Der schweizer Autor und Lyriker Gottfried Keller (1819-1890), der ursprünglich Landschaftsmaler werden wollte, ist einer der bedeutendsten Vertretern des bürgerlichen Realismus in der deutschen Literatur des 19. Jahrhunderts. In seiner historischen Novelle »Ursula« greift er auf eine blutige Episode der Züricher Stadtgeschichte zurück, als der Reformator Zwingli zu Beginn des 16. Jahrhunderts die Reformation auch mit Waffengewalt durchzusetzen versuchte. Im Zentrum der Erzählung stehen der Söldner Hans Gyr, der sich auf die Seite Zwinglis stellt, und seine Nachbarin Ursula, Angehörige der radikal-religiösen Sekte der Täufer, die beide in die militärischen Auseinandersetzungen zwischen den reformierten und altkatholischen Kantonen hineingezogen werden.

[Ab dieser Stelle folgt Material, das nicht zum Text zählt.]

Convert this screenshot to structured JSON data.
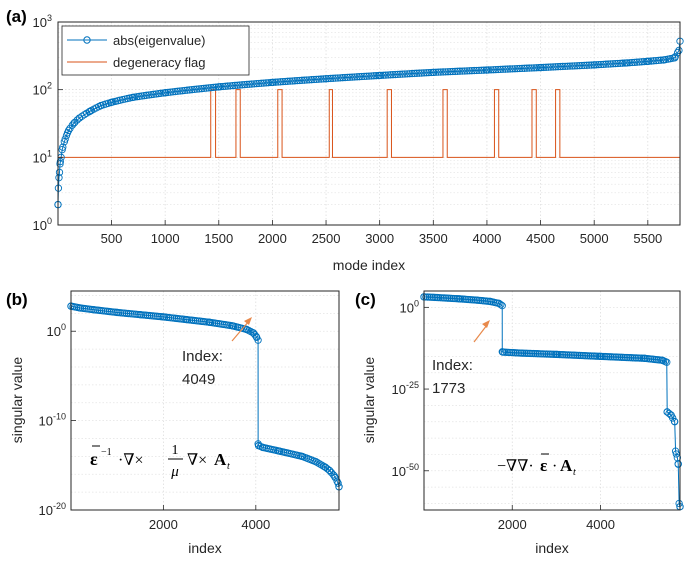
{
  "chart_data": [
    {
      "panel": "(a)",
      "type": "line",
      "xlabel": "mode index",
      "ylabel": "",
      "xlim": [
        1,
        5800
      ],
      "ylim": [
        1,
        1000
      ],
      "yscale": "log",
      "grid": true,
      "legend_position": "top-left",
      "x_ticks": [
        500,
        1000,
        1500,
        2000,
        2500,
        3000,
        3500,
        4000,
        4500,
        5000,
        5500
      ],
      "y_ticks": [
        {
          "value": 1,
          "base": "10",
          "exp": "0"
        },
        {
          "value": 10,
          "base": "10",
          "exp": "1"
        },
        {
          "value": 100,
          "base": "10",
          "exp": "2"
        },
        {
          "value": 1000,
          "base": "10",
          "exp": "3"
        }
      ],
      "series": [
        {
          "name": "abs(eigenvalue)",
          "color": "#0072BD",
          "marker": "circle",
          "x": [
            1,
            5,
            10,
            15,
            20,
            30,
            40,
            60,
            80,
            100,
            150,
            200,
            300,
            400,
            500,
            700,
            1000,
            1500,
            2000,
            2500,
            3000,
            3500,
            4000,
            4500,
            5000,
            5300,
            5500,
            5650,
            5750,
            5790,
            5800
          ],
          "y": [
            2,
            3.5,
            5,
            6,
            8,
            10,
            13,
            17,
            21,
            25,
            32,
            38,
            48,
            58,
            65,
            77,
            90,
            110,
            128,
            145,
            162,
            180,
            195,
            212,
            232,
            248,
            262,
            275,
            295,
            380,
            520
          ]
        },
        {
          "name": "degeneracy flag",
          "color": "#D95319",
          "base": 10,
          "pulse_value": 100,
          "pulses": [
            [
              1425,
              1470
            ],
            [
              1660,
              1700
            ],
            [
              2050,
              2090
            ],
            [
              2530,
              2560
            ],
            [
              3070,
              3110
            ],
            [
              3590,
              3630
            ],
            [
              4070,
              4110
            ],
            [
              4420,
              4460
            ],
            [
              4640,
              4680
            ]
          ]
        }
      ]
    },
    {
      "panel": "(b)",
      "type": "line",
      "xlabel": "index",
      "ylabel": "singular value",
      "xlim": [
        1,
        5800
      ],
      "ylim_exp": [
        -20,
        4.5
      ],
      "yscale": "log",
      "grid": true,
      "x_ticks": [
        2000,
        4000
      ],
      "y_ticks": [
        {
          "exp_value": 0,
          "base": "10",
          "exp": "0"
        },
        {
          "exp_value": -10,
          "base": "10",
          "exp": "-10"
        },
        {
          "exp_value": -20,
          "base": "10",
          "exp": "-20"
        }
      ],
      "series": [
        {
          "name": "",
          "color": "#0072BD",
          "marker": "circle",
          "x": [
            1,
            200,
            500,
            1000,
            1500,
            2000,
            2500,
            3000,
            3500,
            3800,
            3950,
            4010,
            4049,
            4050,
            4060,
            4150,
            4500,
            5000,
            5300,
            5500,
            5600,
            5700,
            5780,
            5800
          ],
          "y_exp": [
            2.8,
            2.6,
            2.4,
            2.1,
            1.85,
            1.6,
            1.3,
            1.0,
            0.6,
            0.2,
            -0.2,
            -0.6,
            -1.0,
            -12.6,
            -12.8,
            -13.0,
            -13.4,
            -14.0,
            -14.6,
            -15.2,
            -15.6,
            -16.2,
            -17.0,
            -17.4
          ]
        }
      ],
      "annotations": [
        {
          "line1": "Index:",
          "line2": "4049",
          "x": 4049,
          "y_exp": -1.0
        }
      ],
      "formula": {
        "eps": "ε",
        "inv": "−1",
        "dot_nabla": "·∇×",
        "num": "1",
        "den": "μ",
        "rest": "∇×",
        "A": "A",
        "sub": "t"
      }
    },
    {
      "panel": "(c)",
      "type": "line",
      "xlabel": "index",
      "ylabel": "singular value",
      "xlim": [
        1,
        5800
      ],
      "ylim_exp": [
        -62,
        5
      ],
      "yscale": "log",
      "grid": true,
      "x_ticks": [
        2000,
        4000
      ],
      "y_ticks": [
        {
          "exp_value": 0,
          "base": "10",
          "exp": "0"
        },
        {
          "exp_value": -25,
          "base": "10",
          "exp": "-25"
        },
        {
          "exp_value": -50,
          "base": "10",
          "exp": "-50"
        }
      ],
      "series": [
        {
          "name": "",
          "color": "#0072BD",
          "marker": "circle",
          "x": [
            1,
            300,
            800,
            1200,
            1500,
            1700,
            1773,
            1774,
            1790,
            2200,
            3000,
            4000,
            5000,
            5400,
            5500,
            5510,
            5600,
            5680,
            5700,
            5740,
            5760,
            5780,
            5800
          ],
          "y_exp": [
            3.2,
            3.0,
            2.6,
            2.2,
            1.8,
            1.2,
            0.5,
            -13.6,
            -13.7,
            -14.0,
            -14.4,
            -15.0,
            -15.6,
            -16.2,
            -16.8,
            -32.0,
            -33.0,
            -35.0,
            -44.0,
            -46.0,
            -48.0,
            -60.0,
            -61.0
          ]
        }
      ],
      "annotations": [
        {
          "line1": "Index:",
          "line2": "1773",
          "x": 1773,
          "y_exp": 0.5
        }
      ],
      "formula": {
        "prefix": "−∇∇·",
        "eps": "ε",
        "dot": "·",
        "A": "A",
        "sub": "t"
      }
    }
  ]
}
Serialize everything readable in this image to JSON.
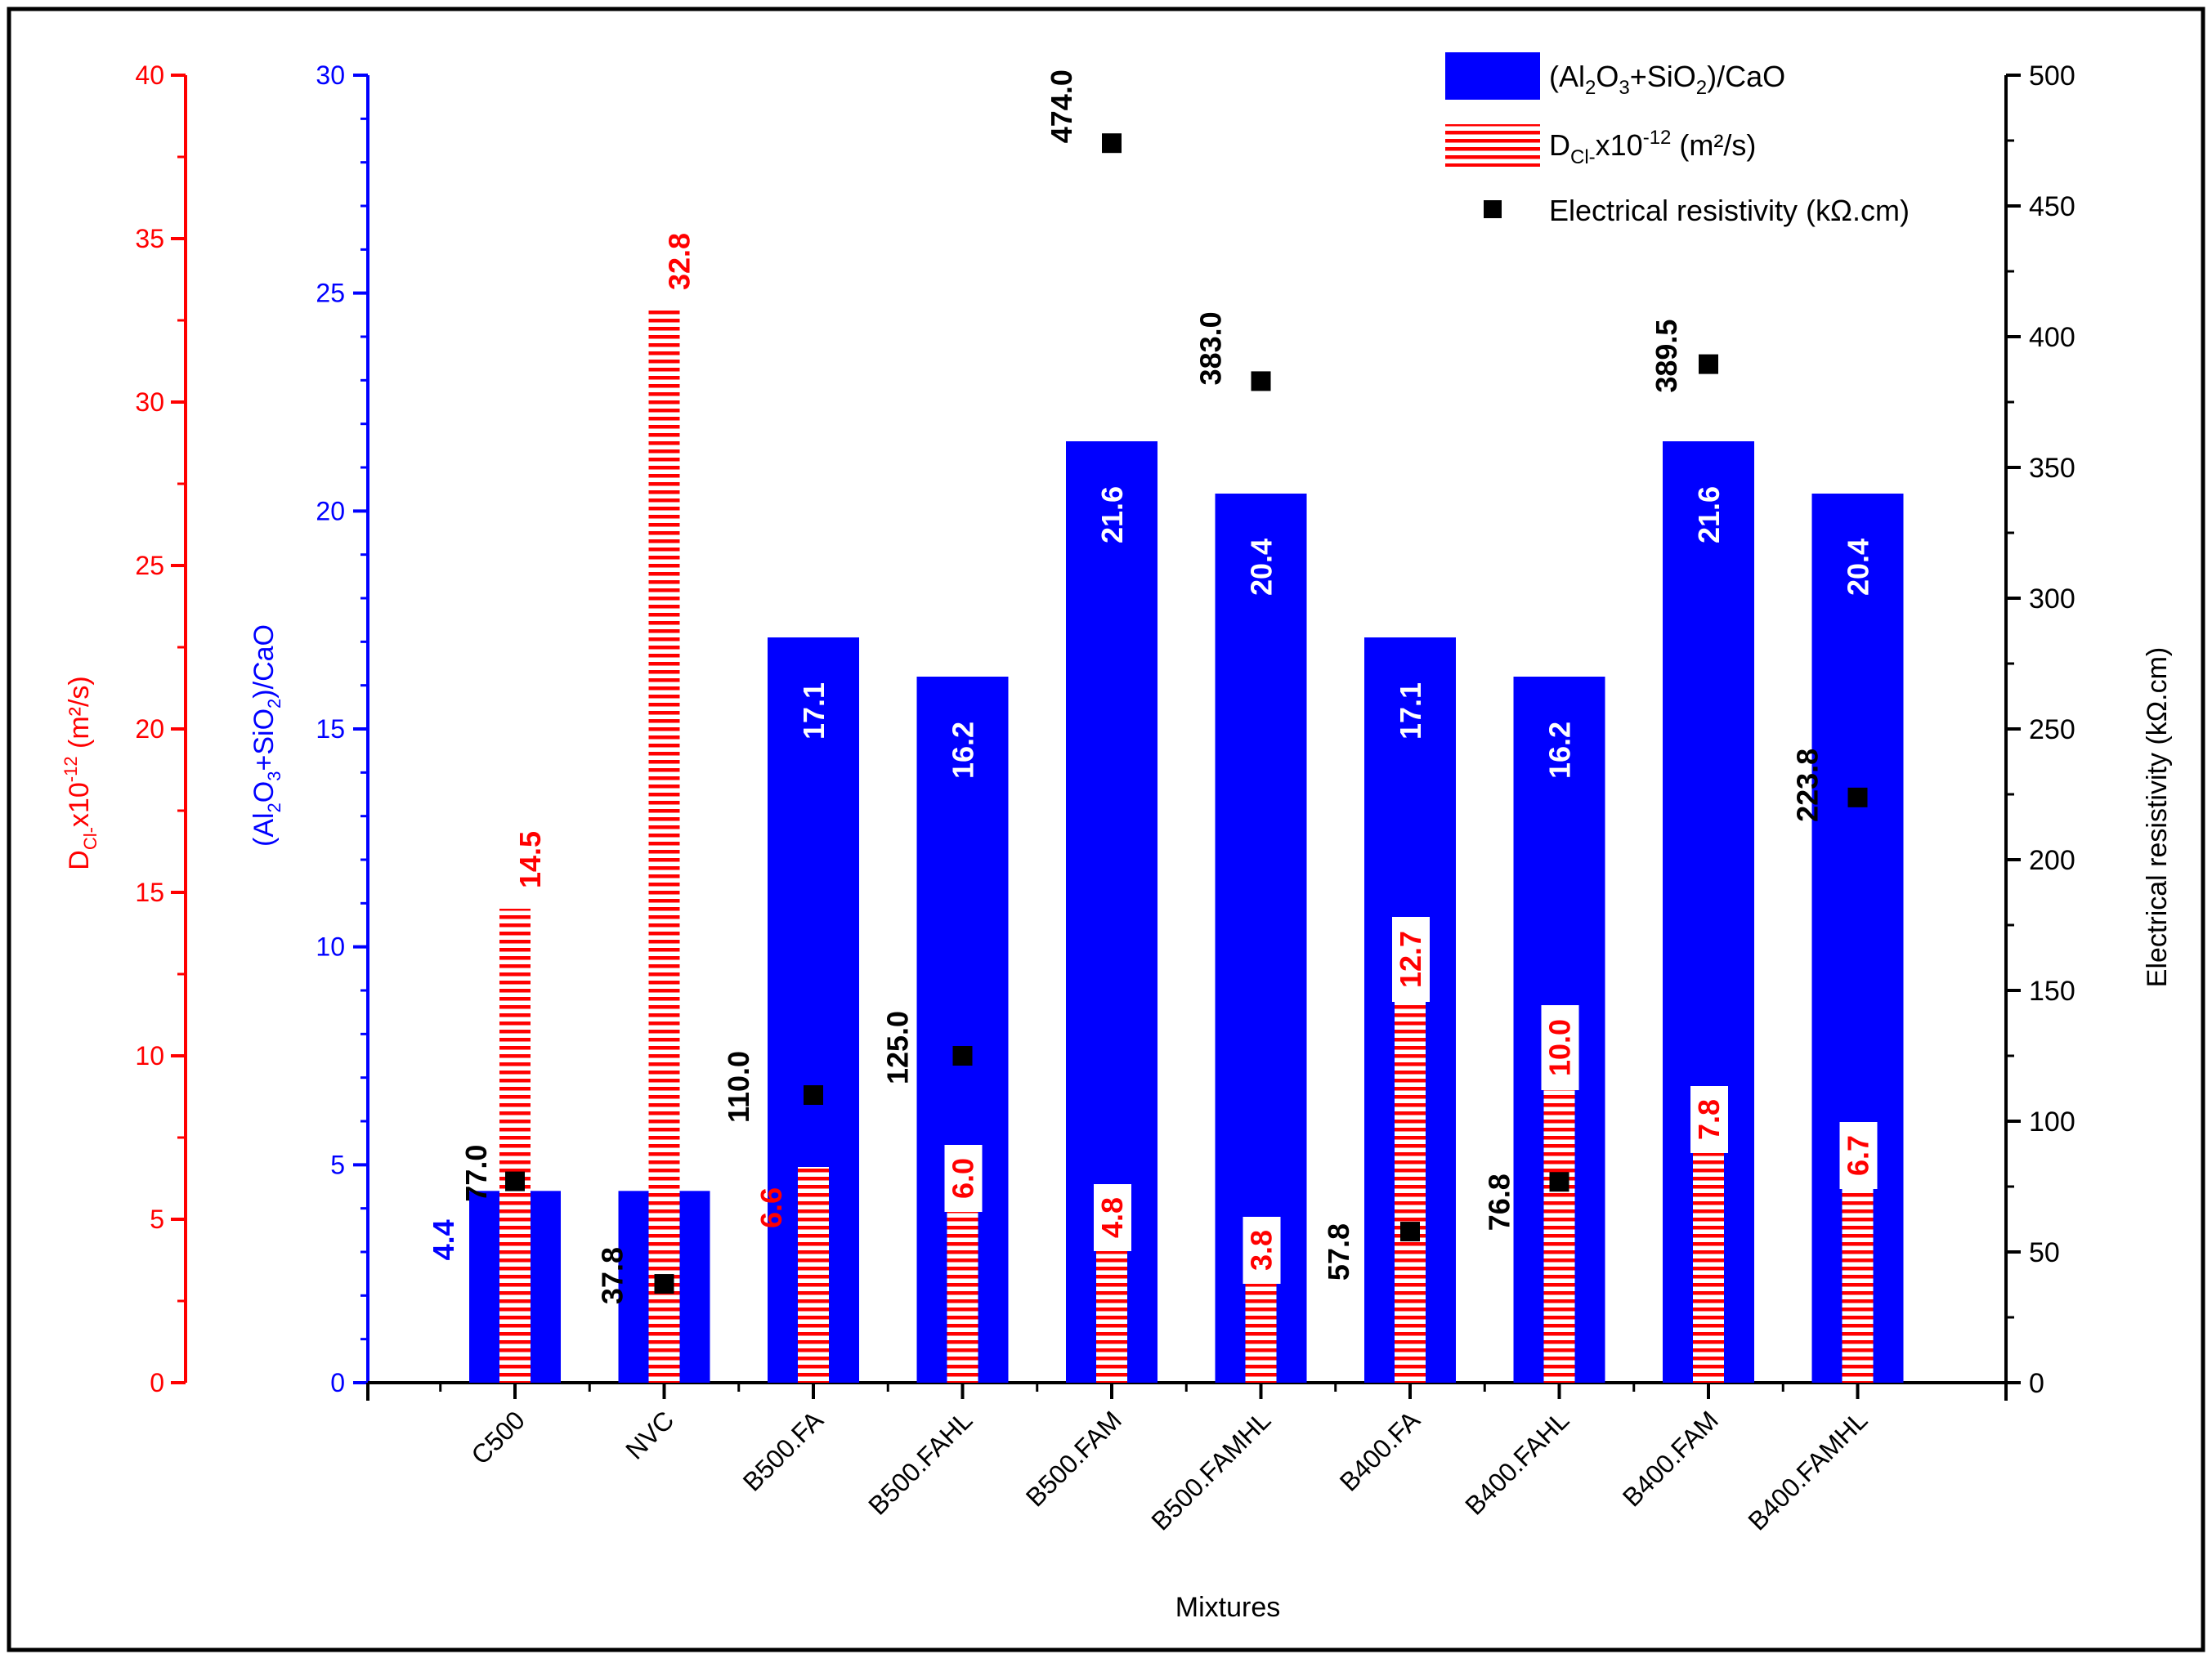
{
  "chart_data": {
    "type": "bar",
    "categories": [
      "C500",
      "NVC",
      "B500.FA",
      "B500.FAHL",
      "B500.FAM",
      "B500.FAMHL",
      "B400.FA",
      "B400.FAHL",
      "B400.FAM",
      "B400.FAMHL"
    ],
    "xlabel": "Mixtures",
    "series": [
      {
        "name": "(Al2O3+SiO2)/CaO",
        "axis": "left-inner",
        "values": [
          4.4,
          4.4,
          17.1,
          16.2,
          21.6,
          20.4,
          17.1,
          16.2,
          21.6,
          20.4
        ],
        "labels": [
          "4.4",
          "",
          "17.1",
          "16.2",
          "21.6",
          "20.4",
          "17.1",
          "16.2",
          "21.6",
          "20.4"
        ]
      },
      {
        "name": "DCl- x10^-12 (m²/s)",
        "axis": "left-outer",
        "values": [
          14.5,
          32.8,
          6.6,
          6.0,
          4.8,
          3.8,
          12.7,
          10.0,
          7.8,
          6.7
        ],
        "labels": [
          "14.5",
          "32.8",
          "6.6",
          "6.0",
          "4.8",
          "3.8",
          "12.7",
          "10.0",
          "7.8",
          "6.7"
        ]
      },
      {
        "name": "Electrical resistivity (kΩ.cm)",
        "axis": "right",
        "values": [
          77.0,
          37.8,
          110.0,
          125.0,
          474.0,
          383.0,
          57.8,
          76.8,
          389.5,
          223.8
        ],
        "labels": [
          "77.0",
          "37.8",
          "110.0",
          "125.0",
          "474.0",
          "383.0",
          "57.8",
          "76.8",
          "389.5",
          "223.8"
        ]
      }
    ],
    "axes": {
      "left_outer": {
        "min": 0,
        "max": 40,
        "ticks": [
          "0",
          "5",
          "10",
          "15",
          "20",
          "25",
          "30",
          "35",
          "40"
        ],
        "label_main": "D",
        "label_sub": "Cl-",
        "label_rest": "x10",
        "label_sup": "-12",
        "label_unit": " (m²/s)"
      },
      "left_inner": {
        "min": 0,
        "max": 30,
        "ticks": [
          "0",
          "5",
          "10",
          "15",
          "20",
          "25",
          "30"
        ],
        "label_parts": [
          "(Al",
          "2",
          "O",
          "3",
          "+SiO",
          "2",
          ")/CaO"
        ]
      },
      "right": {
        "min": 0,
        "max": 500,
        "ticks": [
          "0",
          "50",
          "100",
          "150",
          "200",
          "250",
          "300",
          "350",
          "400",
          "450",
          "500"
        ],
        "label": "Electrical resistivity (kΩ.cm)"
      }
    },
    "legend": {
      "position": "top-right",
      "item1_parts": [
        "(Al",
        "2",
        "O",
        "3",
        "+SiO",
        "2",
        ")/CaO"
      ],
      "item2_main": "D",
      "item2_sub": "Cl-",
      "item2_rest": "x10",
      "item2_sup": "-12",
      "item2_unit": " (m²/s)",
      "item3": "Electrical resistivity (kΩ.cm)"
    },
    "colors": {
      "ratio": "#0000ff",
      "dcl": "#ff0000",
      "resistivity": "#000000"
    }
  }
}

Gottfried Keller (* 19. Juli 1819 in Zürich; † 15. Juli 1890 in Zürich) war ein Schweizer Dichter und Politiker.
Seine Lyrik regte eine Vielzahl von Musikern zur Vertonung an, mit seinen Novellen "Romeo und Julia auf dem Dorfe" und "Kleider machen Leute" hatte er Meisterwerke der deutschsprachigen Erzählkunst geschaffen. Schon zu seinen Lebzeiten galt er als einer der bedeutendsten Vertreter der Epoche des bürgerlichen Realismus.